If you are an employee at a startup, or a foubder, secfi is an incredible educational resource and service. If you are a parent …please send this around to your kids that work at startups.
Should Stripe employees sell in the upcoming tender offer at a lower $50B valuation?
By Vieje Piauwasdy, Senior Director, Equity Strategy, Secfi
Stripe’s $7B funding round is raising eyebrows, not just because it’s the largest ever.
But because they took a large valuation cut to get it. And, it’s all for an employee tender offer.
I’ve been speaking with many of our Stripe clients about what it means for them, and what could have been if they had IPO’d earlier. So, I ran some numbers for a hypothetical Stripe employee (thanks to our Equity Planner, which anyone can use for free to do a similar analysis of their own equity).
First, some background. Stripe's last known tender offer was in 2021 at a $95B valuation, at $40.125 per share. Around the same time, there were many rumors that shares were going on the secondary markets for $200B, or $80 per share!
Yesterday, Stripe raised their Series I at a $50B valuation, which comes out to $20.13 per share. It’s certainly a disappointing share price given where the valuation was just 2 years ago. But the goal of that round is to help employees sell shares in an upcoming company-sponsored tender offer.
So, let’s take a look at this hypothetical Stripe employee to see how much she’d take home in a number of various scenarios. Let’s assume that she was granted 100K options at a $0.97 strike price, and that she both works and lives in California.
Scenario 1: She sold all 100K options, in a cashless sale, during the last tender in 2021 for $40.125.
As you can see below, she got hit with ordinary income tax because they were unexercised options. Still, she makes it out with $1.9M after taxes.
Scenario 2: She was able to find a buyer on the secondary market for $80 per share (or at a $200B valuation).
The company lets her sell (note: Many companies require approval and/or have a right of first refusal clause) and she offloads 100K shares at $80, also in a cashless exercise.
Similar to the first scenario, she gets whacked by taxes but nets $3.8M.
Scenario 3: She sells in the upcoming tender offer at $20 per share, again in a cashless exercise. And, like in the above scenarios, she has to pay over 50% in taxes because she lives in California.
She only nets a (still not insignificant) $944K. But, you can see how the valuation decrease significantly impacted her.
Scenario 4: She already exercised her ISOs a few years ago and decides to participate in the upcoming tender at $20 per share.
Because the shares were already exercised, it reduces her tax burden and she brings home $1.2M. Nearly $300K more because she exercised earlier.
Scenario 5: For fun, what if she sold the already exercised ISOs for $80 per share on the secondary market?
She’d take home over $5M!
Not many startup employees will see an exit, whether at $95B, $50B, or even $1B. Stripe employees should celebrate the upcoming tender, especially in this tough environment.

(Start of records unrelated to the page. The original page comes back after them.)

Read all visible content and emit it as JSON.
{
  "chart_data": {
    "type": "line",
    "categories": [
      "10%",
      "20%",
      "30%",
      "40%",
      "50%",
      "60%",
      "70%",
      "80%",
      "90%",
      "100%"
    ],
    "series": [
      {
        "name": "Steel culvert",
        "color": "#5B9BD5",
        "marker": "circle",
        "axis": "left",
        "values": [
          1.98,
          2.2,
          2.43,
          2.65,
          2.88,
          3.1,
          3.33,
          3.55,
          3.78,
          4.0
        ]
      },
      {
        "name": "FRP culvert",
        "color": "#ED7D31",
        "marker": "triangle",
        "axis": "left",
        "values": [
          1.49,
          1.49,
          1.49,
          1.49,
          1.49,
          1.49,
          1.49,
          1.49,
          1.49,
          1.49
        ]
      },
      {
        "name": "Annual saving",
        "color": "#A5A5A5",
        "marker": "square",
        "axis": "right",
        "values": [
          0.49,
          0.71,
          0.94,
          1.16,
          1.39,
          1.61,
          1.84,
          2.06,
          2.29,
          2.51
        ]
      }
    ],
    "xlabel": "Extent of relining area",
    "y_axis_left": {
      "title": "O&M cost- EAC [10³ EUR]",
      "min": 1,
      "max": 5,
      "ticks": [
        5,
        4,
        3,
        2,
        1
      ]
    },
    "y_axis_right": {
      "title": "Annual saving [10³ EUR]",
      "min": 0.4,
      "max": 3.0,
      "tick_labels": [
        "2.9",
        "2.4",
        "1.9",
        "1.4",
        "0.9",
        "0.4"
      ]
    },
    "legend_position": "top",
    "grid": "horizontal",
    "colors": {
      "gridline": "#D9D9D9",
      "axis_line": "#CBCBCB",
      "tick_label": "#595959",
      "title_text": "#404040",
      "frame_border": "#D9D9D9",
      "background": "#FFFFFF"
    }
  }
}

Could they IPO at a better valuation? Sure, they’re a great company and they could grow back into their previous valuation. It’s also possible, especially in this environment, that their valuation could decrease again.
So, as a Stripe employee (or any employee at a late-stage tech company with a tender option), how should you decide whether to sell now or wait for the IPO window to open back up again?
Start with evaluating both your cash needs today and your future financial goals. Working with a professional, like a financial advisor, can really help you take a look at your full financial picture. Plus, they can help you identify what those goals are.
Why start there? Because that will help you step back and understand what your financial plan should look like — whether it’s paying off debt, saving up for a house, or even just getting cash for a big international trip.
There’s no right or wrong answer here. The most important thing is to understand what your goals and needs are to better evaluate whether to sell, and how much to sell. And, most importantly, what you want to do with the money you take home (after taxes).